Our body is continuously exposed to various exogenous aggressors, and, in particular, the skin represents the main target for outdoor stressors, including ultraviolet (UV) radiation. UV exposure is well-known to be associated with the development/worsening of extrinsic photoaging and a multitude of skin conditions. Considering the role of photoprotection in skin health, the research of natural photoprotective molecules becomes of great importance. Therefore, in this work we wanted to evaluate the beneficial protective effects of ripe berries of Vaccinium uliginosum (Alaska bog blueberry (BB)) extract (100 μg/mL) for preventing the cutaneous oxidative, inflammatory, and structural damage induced by exposure to 200 mJ of UVA/UVB radiation.

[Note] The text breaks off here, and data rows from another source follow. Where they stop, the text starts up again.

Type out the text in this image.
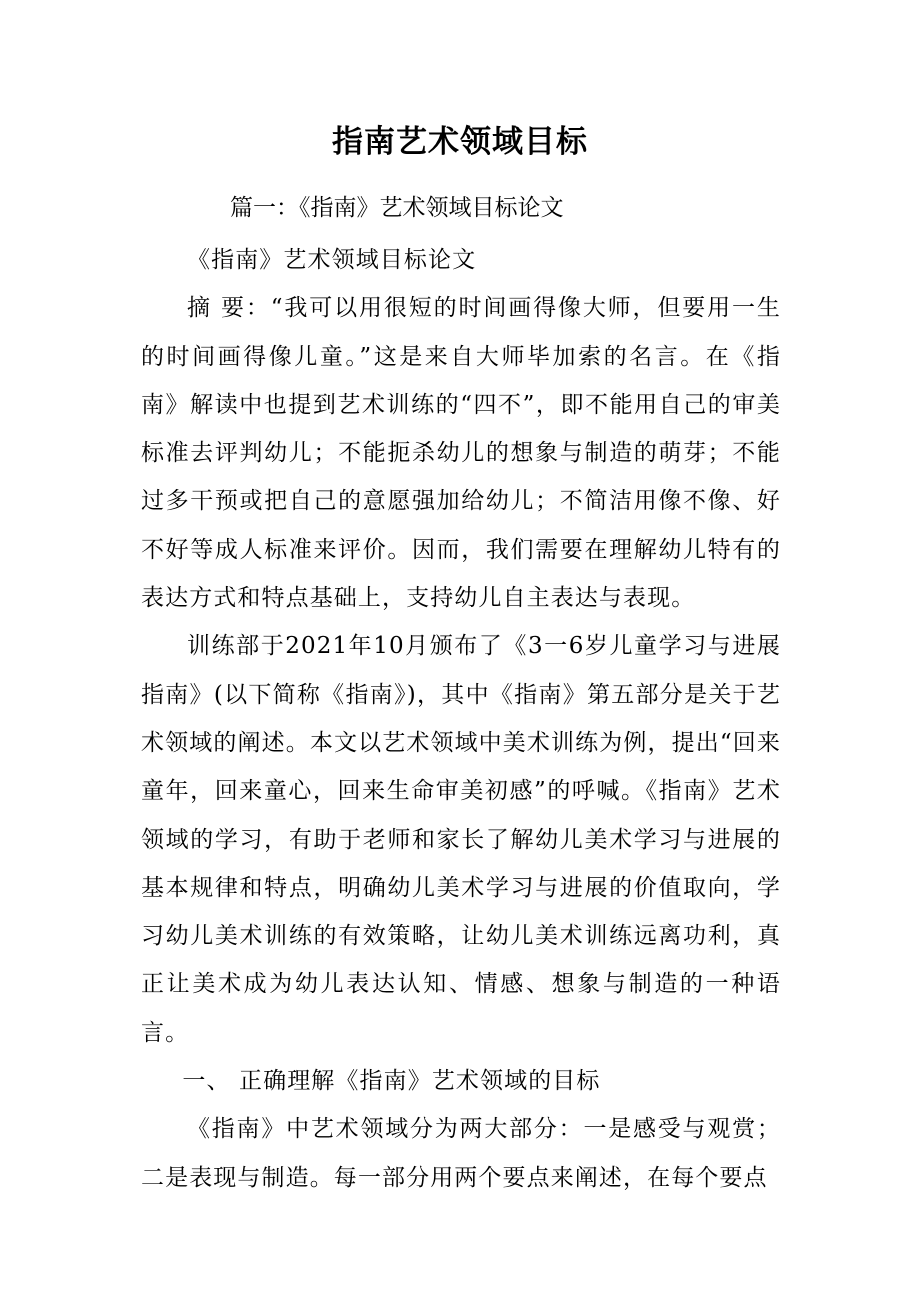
指南艺术领域目标
篇一：《指南》艺术领域目标论文

《指南》艺术领域目标论文

摘 要：“我可以用很短的时间画得像大师，但要用一生的时间画得像儿童。”这是来自大师毕加索的名言。在《指南》解读中也提到艺术训练的“四不”，即不能用自己的审美标准去评判幼儿；不能扼杀幼儿的想象与制造的萌芽；不能过多干预或把自己的意愿强加给幼儿；不简洁用像不像、好不好等成人标准来评价。因而，我们需要在理解幼儿特有的表达方式和特点基础上，支持幼儿自主表达与表现。

训练部于2021年10月颁布了《3一6岁儿童学习与进展指南》(以下简称《指南》)，其中《指南》第五部分是关于艺术领域的阐述。本文以艺术领域中美术训练为例，提出“回来童年，回来童心，回来生命审美初感”的呼喊。《指南》艺术领域的学习，有助于老师和家长了解幼儿美术学习与进展的基本规律和特点，明确幼儿美术学习与进展的价值取向，学习幼儿美术训练的有效策略，让幼儿美术训练远离功利，真正让美术成为幼儿表达认知、情感、想象与制造的一种语言。

一、 正确理解《指南》艺术领域的目标

《指南》中艺术领域分为两大部分：一是感受与观赏；二是表现与制造。每一部分用两个要点来阐述，在每个要点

We observed that the topical application of BB extract on human ex vivo skin explants averted the UV-induced cutaneous OxInflammatory phenomenon by quenching the increase in the oxidative and inflammatory marker levels, such as 4-hydroxynonenal (4HNE), heme-oxygenase-1 (HO-1), cyclooxygenase-2 (COX2), and aryl hydrocarbon receptor (AhR); as well as by counteracting the loss of structural proteins (filaggrin and involucrin) induced by UV radiation. Our data propose the use of a topical application of Alaska bog blueberry extract as a natural and valuable approach to ensure photoprotection against UV-induced skin damage and premature aging.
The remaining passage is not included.